Existing tables in DisasterResponse.db: [('Message',)]
Data loaded successfully from DisasterResponse.db.


### 2. Write a tokenization function to process your text data

In [12]:
import nltk
from nltk.tokenize import word_tokenize
from nltk.stem import WordNetLemmatizer
from nltk.corpus import stopwords
import string

# Ensure necessary NLTK resources are downloaded
nltk.download('punkt')
nltk.download('wordnet')
nltk.download('stopwords')

def tokenize(text):
    # Initialize the lemmatizer
    lemmatizer = WordNetLemmatizer()
    
    # Tokenize the text
    tokens = word_tokenize(text)
    
    # Convert tokens to lowercase and remove punctuation
    tokens = [word.lower() for word in tokens if word.isalpha()]
    
    # Remove stop words
    stop_words = set(stopwords.words('english'))
    tokens = [word for word in tokens if word not in stop_words]
    
    # Lemmatize tokens
    tokens = [lemmatizer.lemmatize(word) for word in tokens]
    
    return tokens


[nltk_data] Downloading package punkt to /root/nltk_data...
[nltk_data]   Package punkt is already up-to-date!
[nltk_data] Downloading package wordnet to /root/nltk_data...
[nltk_data]   Package wordnet is already up-to-date!
[nltk_data] Downloading package stopwords to /root/nltk_data...
[nltk_data]   Unzipping corpora/stopwords.zip.


In [14]:
import re
import nltk
from nltk.tokenize import word_tokenize
from nltk.stem import WordNetLemmatizer

# Ensure necessary NLTK resources are downloaded
nltk.download('punkt')
nltk.download('wordnet')

def tokenize(text):
    # Regular expression for detecting URLs
    url_pattern = re.compile(r'http[s]?://(?:[a-zA-Z]|[0-9]|[$-_@.&+]|[!*\(\),]|(?:%[0-9a-fA-F][0-9a-fA-F]))+')
    
    # Replace URLs with a placeholder
    text = url_pattern.sub('urlplaceholder', text)
    
    # Tokenize text into words
    tokens = word_tokenize(text)
    
    # Initialize lemmatizer
    lemmatizer = WordNetLemmatizer()
    
    # Process tokens: lemmatize, convert to lowercase, and strip whitespace
    processed_tokens = [lemmatizer.lemmatize(token).lower().strip() for token in tokens]
    
    return processed_tokens


[nltk_data] Downloading package punkt to /root/nltk_data...
[nltk_data]   Package punkt is already up-to-date!
[nltk_data] Downloading package wordnet to /root/nltk_data...
[nltk_data]   Package wordnet is already up-to-date!

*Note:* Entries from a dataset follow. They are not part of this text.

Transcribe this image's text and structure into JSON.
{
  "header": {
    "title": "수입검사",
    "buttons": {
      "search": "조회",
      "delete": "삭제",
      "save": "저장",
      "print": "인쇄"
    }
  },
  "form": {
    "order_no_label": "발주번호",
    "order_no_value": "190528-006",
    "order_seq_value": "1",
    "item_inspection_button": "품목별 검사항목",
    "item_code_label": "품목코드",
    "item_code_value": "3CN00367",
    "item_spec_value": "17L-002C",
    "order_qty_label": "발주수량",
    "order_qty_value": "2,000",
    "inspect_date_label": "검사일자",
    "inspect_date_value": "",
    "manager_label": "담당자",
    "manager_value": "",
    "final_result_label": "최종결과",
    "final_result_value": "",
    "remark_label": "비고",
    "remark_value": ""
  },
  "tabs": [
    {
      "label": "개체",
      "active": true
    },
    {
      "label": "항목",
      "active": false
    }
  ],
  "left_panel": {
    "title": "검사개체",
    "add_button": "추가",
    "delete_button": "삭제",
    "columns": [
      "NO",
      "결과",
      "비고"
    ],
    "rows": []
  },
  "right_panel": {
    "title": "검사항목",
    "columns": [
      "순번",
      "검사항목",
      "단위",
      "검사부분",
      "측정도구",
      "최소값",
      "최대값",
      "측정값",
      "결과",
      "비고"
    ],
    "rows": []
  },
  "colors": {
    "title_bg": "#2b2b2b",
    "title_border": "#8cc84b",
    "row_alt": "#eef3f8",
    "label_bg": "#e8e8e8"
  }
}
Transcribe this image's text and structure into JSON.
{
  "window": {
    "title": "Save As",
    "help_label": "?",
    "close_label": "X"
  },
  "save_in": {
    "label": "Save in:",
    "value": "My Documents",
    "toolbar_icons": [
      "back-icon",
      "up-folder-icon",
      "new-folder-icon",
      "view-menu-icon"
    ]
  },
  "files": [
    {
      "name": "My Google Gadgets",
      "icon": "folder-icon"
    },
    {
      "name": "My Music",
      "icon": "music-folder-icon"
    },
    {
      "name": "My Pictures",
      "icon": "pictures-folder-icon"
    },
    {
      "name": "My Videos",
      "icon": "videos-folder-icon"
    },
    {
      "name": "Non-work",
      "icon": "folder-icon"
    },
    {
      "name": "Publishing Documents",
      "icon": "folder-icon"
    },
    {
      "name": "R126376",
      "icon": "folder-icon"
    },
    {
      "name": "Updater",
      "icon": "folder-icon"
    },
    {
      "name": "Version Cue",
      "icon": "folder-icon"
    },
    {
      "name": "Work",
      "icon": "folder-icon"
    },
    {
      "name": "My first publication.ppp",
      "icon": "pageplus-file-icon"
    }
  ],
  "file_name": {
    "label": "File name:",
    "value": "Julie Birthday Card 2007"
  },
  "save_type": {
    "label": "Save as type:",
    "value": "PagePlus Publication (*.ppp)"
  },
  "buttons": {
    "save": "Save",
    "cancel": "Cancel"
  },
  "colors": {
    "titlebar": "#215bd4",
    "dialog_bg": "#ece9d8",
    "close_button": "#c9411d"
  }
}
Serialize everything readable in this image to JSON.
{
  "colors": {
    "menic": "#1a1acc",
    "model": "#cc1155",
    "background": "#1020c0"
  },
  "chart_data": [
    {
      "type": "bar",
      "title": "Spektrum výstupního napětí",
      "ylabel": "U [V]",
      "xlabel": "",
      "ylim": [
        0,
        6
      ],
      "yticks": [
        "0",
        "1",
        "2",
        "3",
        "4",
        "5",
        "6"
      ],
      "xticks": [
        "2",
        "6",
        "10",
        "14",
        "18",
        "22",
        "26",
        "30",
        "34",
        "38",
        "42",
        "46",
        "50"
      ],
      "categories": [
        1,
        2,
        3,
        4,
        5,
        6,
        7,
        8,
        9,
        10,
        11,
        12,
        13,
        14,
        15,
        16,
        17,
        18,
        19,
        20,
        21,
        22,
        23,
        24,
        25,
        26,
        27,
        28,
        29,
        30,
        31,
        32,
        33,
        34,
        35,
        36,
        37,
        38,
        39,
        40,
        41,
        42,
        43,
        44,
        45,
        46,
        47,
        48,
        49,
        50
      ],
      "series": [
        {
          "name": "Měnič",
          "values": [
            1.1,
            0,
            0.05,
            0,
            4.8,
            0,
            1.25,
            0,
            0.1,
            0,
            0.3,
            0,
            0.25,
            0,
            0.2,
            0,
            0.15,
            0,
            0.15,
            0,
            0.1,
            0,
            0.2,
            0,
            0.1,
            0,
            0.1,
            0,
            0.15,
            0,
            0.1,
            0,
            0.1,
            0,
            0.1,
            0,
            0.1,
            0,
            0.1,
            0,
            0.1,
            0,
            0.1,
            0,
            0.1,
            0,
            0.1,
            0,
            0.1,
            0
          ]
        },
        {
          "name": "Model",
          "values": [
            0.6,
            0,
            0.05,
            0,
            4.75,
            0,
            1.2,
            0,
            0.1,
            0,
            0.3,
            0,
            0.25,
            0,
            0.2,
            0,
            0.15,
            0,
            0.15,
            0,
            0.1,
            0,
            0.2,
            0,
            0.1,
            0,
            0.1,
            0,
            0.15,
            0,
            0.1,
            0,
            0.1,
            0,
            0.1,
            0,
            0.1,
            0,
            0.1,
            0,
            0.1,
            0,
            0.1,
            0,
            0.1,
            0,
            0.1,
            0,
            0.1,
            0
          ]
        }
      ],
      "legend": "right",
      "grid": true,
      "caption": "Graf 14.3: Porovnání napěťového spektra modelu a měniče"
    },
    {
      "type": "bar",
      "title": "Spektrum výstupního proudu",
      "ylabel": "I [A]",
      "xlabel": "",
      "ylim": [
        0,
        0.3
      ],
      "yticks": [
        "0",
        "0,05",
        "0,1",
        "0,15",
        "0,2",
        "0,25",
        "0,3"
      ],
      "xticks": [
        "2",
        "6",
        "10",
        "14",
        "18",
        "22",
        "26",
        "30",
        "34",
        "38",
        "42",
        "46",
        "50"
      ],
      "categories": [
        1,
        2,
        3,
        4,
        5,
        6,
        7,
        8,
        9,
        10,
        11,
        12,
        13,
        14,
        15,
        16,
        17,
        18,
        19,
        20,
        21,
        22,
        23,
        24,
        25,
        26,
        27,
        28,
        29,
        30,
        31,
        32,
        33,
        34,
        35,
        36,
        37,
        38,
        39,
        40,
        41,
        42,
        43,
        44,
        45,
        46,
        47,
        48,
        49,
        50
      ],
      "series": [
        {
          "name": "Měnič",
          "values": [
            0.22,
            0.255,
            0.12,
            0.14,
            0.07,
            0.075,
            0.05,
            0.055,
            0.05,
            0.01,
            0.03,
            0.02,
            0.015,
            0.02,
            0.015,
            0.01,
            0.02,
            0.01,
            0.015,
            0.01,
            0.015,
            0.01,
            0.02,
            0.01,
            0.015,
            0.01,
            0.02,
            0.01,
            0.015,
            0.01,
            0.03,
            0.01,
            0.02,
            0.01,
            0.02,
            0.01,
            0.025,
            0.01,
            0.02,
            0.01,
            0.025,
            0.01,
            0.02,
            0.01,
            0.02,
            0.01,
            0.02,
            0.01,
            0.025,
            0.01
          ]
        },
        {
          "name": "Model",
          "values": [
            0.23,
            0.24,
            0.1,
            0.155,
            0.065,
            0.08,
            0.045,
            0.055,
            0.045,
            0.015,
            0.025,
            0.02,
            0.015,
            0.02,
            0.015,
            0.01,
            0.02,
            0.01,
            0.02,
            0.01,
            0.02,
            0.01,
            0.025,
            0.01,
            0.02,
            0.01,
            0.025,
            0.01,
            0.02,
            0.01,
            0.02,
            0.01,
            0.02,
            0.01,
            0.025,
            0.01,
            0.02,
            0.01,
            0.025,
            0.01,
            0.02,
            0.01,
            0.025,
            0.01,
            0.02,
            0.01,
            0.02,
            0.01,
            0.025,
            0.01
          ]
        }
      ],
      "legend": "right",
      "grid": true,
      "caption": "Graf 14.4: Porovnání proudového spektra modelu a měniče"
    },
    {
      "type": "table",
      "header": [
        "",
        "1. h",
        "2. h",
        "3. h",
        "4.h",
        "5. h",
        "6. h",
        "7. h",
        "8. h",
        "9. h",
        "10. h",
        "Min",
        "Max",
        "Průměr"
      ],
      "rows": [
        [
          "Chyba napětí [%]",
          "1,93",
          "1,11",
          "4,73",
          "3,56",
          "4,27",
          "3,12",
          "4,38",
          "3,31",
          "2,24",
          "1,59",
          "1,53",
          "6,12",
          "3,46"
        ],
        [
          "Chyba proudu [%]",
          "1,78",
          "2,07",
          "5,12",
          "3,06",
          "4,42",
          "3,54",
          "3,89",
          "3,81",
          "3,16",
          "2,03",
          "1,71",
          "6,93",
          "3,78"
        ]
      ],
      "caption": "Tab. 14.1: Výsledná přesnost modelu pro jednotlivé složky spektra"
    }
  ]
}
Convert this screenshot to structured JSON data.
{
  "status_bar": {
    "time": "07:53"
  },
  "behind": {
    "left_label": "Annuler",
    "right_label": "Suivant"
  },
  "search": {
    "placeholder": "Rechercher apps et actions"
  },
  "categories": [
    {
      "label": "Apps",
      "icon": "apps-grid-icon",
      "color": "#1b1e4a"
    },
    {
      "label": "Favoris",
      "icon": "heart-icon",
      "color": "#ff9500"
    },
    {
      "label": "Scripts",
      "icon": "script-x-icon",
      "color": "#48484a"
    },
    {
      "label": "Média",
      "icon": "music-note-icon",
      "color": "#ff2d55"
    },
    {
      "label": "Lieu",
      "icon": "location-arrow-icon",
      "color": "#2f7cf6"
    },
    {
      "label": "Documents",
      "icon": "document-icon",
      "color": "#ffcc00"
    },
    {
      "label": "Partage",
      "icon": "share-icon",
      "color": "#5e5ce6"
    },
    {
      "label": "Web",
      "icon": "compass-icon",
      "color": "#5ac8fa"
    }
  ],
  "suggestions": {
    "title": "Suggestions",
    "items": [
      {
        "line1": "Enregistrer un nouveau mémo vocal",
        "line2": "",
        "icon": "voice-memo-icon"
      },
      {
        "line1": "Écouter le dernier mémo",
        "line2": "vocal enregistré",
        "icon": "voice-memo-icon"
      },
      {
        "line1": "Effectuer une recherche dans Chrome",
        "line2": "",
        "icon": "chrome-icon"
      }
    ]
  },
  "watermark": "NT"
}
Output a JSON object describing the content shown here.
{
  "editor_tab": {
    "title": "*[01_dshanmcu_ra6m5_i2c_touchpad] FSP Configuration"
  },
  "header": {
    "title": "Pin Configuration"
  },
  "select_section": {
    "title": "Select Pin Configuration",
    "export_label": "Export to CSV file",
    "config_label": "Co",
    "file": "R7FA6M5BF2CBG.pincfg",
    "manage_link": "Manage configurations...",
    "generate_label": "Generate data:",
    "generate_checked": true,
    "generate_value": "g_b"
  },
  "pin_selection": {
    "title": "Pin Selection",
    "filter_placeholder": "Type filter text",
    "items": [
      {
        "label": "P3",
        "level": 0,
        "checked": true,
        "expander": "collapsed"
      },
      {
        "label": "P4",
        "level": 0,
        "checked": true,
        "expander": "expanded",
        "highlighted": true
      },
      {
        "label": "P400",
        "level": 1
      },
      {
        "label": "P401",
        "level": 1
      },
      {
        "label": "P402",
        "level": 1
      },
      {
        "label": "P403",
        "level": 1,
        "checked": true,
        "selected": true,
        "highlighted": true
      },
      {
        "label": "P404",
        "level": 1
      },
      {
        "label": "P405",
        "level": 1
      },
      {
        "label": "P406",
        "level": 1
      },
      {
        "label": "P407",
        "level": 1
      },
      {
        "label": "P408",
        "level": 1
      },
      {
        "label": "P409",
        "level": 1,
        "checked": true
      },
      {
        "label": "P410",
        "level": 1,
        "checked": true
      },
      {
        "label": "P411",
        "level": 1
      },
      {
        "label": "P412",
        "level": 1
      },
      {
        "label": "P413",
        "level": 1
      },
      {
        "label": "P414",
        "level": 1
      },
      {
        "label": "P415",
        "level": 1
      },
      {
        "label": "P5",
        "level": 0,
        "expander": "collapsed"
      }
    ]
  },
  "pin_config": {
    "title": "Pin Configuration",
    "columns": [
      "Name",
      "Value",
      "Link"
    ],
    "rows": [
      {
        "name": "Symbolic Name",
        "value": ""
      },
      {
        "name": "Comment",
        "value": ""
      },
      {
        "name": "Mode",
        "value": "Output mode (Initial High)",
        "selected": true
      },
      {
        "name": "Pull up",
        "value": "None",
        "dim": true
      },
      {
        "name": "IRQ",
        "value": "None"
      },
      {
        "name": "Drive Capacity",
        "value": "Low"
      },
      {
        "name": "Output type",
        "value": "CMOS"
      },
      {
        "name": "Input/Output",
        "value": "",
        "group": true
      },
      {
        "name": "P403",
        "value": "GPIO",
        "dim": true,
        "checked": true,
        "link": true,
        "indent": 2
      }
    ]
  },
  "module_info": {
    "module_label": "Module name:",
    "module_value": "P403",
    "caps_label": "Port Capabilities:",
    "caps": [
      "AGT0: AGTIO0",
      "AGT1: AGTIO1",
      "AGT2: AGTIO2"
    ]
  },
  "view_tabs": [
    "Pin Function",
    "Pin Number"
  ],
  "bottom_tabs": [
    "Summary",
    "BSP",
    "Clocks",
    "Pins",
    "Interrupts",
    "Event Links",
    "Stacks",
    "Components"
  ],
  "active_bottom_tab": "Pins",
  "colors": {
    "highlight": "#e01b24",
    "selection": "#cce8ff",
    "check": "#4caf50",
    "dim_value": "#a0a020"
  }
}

### 3. Build a machine learning pipeline
This machine pipeline should take in the `message` column as input and output classification results on the other 36 categories in the dataset. You may find the [MultiOutputClassifier](http://scikit-learn.org/stable/modules/generated/sklearn.multioutput.MultiOutputClassifier.html) helpful for predicting multiple target variables.

In [18]:
from sklearn.pipeline import Pipeline
from sklearn.feature_extraction.text import CountVectorizer, TfidfTransformer
from sklearn.multioutput import MultiOutputClassifier
from sklearn.ensemble import RandomForestClassifier

def build_pipeline():
    vectorizer = CountVectorizer(tokenizer=tokenize)
    transformer = TfidfTransformer()
    classifier = MultiOutputClassifier(RandomForestClassifier())
    
    # Assemble the pipeline
    text_pipeline = Pipeline([
        ('vectorizer', vectorizer),
        ('transformer', transformer),
        ('classifier', classifier)
    ])
    
    return text_pipeline


In [19]:
from sklearn.base import BaseEstimator, TransformerMixin

class WordCountTransformer(BaseEstimator, TransformerMixin):
    def fit(self, X, y=None):
        return self
    
    def transform(self, X):
        # Count the number of words in each document
        return [[len(doc.split())] for doc in X]


In [20]:
from sklearn.pipeline import Pipeline, FeatureUnion
from sklearn.feature_extraction.text import CountVectorizer, TfidfTransformer
from sklearn.multioutput import MultiOutputClassifier
from sklearn.ensemble import AdaBoostClassifier

def create_pipeline():
    # Define text processing pipeline
    text_processing = Pipeline([
        ('vectorizer', CountVectorizer(tokenizer=tokenize)),
        ('tfidf_transformer', TfidfTransformer())
    ])
    
    # Define feature union
    feature_union = FeatureUnion([
        ('text', text_processing),
        ('verb_extractor', StartingVerbExtractor())
    ])
    
    # Define full pipeline
    full_pipeline = Pipeline([
        ('features', feature_union),
        ('classifier', MultiOutputClassifier(AdaBoostClassifier()))
    ])
    
    return full_pipeline


### 4. Train pipeline
- Split data into train and test sets
- Train pipeline

In [30]:
import pandas as pd
from sqlalchemy import create_engine

# Load data from the CSV file
df_from_csv = pd.read_csv('categories.csv')  # Update this path if necessary

# Connect to the database
engine = create_engine('sqlite:///ETL_Preparation.db')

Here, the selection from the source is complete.